You can use whichever construction method is most suitable for your protein coding sequence or translational unit. If you have a choice, we recommend direct synthesis so that you avoid any scars altogether.

Shouldn't we just pick a new assembly standard that support in-frame assembly?

There is a fair bit of debate on this topic in the synthetic biology community. There's a tension between two competing goals. The first goal is to have everyone use the same standard, because it makes it easy to share and reuse parts. Plus, the number and quality of the part collection grows fastest if everyone can build on each other's work. The second goal is to use the best technical standard available, particular since synthetic biology is still in relatively early days in terms of figuring out how best to engineer biology. The Registry shares this same dilemma. On one hand, the Registry is actively adding infrastructure behind the scenes to add support for other assembly standards. On the other hand, it is impractical for the Registry to support each and every assembly standard that the community develops from here on out. In practice, the Registry will likely have to select a small number of assembly standards to support though it is not yet clear how best to choose which assembly standards to support.
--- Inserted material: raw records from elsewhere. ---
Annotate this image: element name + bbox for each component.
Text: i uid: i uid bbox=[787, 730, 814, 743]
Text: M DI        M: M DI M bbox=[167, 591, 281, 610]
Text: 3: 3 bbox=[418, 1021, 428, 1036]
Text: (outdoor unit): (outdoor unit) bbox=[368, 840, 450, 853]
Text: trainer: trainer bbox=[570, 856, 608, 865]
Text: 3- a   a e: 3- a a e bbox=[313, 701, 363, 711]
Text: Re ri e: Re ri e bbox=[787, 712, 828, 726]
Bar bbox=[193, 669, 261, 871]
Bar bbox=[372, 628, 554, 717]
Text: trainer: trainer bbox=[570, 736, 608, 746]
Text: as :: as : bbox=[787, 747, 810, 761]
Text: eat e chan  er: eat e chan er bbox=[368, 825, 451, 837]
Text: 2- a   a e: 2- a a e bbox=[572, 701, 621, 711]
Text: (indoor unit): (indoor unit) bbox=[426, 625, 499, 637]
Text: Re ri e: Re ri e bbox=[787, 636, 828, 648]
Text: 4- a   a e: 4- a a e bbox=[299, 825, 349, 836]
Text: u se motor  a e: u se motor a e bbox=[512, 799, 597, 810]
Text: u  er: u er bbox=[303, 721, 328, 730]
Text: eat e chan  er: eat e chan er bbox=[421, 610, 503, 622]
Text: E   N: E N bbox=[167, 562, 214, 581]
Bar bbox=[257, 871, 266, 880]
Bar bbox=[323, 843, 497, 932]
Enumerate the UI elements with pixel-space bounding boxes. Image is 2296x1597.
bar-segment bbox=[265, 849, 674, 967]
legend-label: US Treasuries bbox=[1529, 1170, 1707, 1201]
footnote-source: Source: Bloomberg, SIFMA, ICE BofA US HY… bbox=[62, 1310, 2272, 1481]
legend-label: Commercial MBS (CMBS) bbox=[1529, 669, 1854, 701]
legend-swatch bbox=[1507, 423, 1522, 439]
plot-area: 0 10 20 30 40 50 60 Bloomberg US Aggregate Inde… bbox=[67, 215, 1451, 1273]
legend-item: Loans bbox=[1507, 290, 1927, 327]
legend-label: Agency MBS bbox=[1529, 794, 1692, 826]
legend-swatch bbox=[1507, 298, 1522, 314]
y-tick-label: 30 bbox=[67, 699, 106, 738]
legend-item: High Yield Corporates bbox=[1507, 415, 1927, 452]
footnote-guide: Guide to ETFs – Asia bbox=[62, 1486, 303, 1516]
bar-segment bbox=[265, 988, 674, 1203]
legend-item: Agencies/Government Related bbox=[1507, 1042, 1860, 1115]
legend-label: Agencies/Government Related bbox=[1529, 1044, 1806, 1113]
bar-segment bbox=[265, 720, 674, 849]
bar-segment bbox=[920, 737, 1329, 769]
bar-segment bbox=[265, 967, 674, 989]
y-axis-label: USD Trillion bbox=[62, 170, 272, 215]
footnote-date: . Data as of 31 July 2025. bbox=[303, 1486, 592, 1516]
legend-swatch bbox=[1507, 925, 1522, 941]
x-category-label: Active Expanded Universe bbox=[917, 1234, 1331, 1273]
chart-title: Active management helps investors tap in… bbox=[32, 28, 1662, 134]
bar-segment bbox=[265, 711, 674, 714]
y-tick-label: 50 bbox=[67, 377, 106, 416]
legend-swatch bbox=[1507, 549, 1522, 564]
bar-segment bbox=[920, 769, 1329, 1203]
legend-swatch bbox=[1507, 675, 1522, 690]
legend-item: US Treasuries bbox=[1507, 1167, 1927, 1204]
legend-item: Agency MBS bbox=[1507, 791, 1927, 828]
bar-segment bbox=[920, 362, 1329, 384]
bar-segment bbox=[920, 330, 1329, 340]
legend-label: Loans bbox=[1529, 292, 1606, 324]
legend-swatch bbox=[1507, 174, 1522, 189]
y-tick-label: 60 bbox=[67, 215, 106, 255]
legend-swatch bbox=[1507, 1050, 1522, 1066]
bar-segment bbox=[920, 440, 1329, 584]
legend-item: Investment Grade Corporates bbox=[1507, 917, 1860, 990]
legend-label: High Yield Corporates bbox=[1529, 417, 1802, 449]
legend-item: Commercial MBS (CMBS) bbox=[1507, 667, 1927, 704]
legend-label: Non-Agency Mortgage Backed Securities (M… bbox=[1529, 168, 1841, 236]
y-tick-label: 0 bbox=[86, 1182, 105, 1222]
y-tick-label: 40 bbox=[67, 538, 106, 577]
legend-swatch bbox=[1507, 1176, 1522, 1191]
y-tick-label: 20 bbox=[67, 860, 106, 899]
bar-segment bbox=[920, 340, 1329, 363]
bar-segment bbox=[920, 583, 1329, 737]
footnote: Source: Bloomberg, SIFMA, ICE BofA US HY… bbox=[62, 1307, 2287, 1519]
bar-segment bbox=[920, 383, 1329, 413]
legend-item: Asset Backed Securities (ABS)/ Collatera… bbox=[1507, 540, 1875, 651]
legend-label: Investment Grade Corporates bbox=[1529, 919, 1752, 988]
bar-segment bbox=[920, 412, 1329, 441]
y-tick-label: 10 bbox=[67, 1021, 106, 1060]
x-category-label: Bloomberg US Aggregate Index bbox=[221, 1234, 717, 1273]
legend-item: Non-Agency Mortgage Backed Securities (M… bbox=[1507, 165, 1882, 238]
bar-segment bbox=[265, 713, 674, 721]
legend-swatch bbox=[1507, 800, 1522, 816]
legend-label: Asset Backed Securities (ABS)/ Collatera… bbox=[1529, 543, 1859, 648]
For now, we've decided to adopt a policy that translational units and protein coding sequences can be constructed using whatever method or standard works best for you, but that the resulting part must adhere to Tom Knight's assembly standard 10, the original BioBrick assembly standard. We chose this option for several reasons.

Approximately 90+% of the parts in the Registry adhere to Assembly standard 10.
There is no consensus in the community currently as to which new assembly standard to choose.
The Registry does not currently have funds to remake all existing parts to adhere to a new standard.

Do I have to make all my protein domain parts adhere to the BioBrick standard (Assembly standard 10)?

No. As long as the assembled protein coding sequence adheres to Assembly standard 10, the individual protein domain parts can adhere to any standard. Similarly, you can use any method you like to assemble the protein domain parts -- restriction enzyme digestion and ligation, PCR sewing, direct DNA synthesis etc.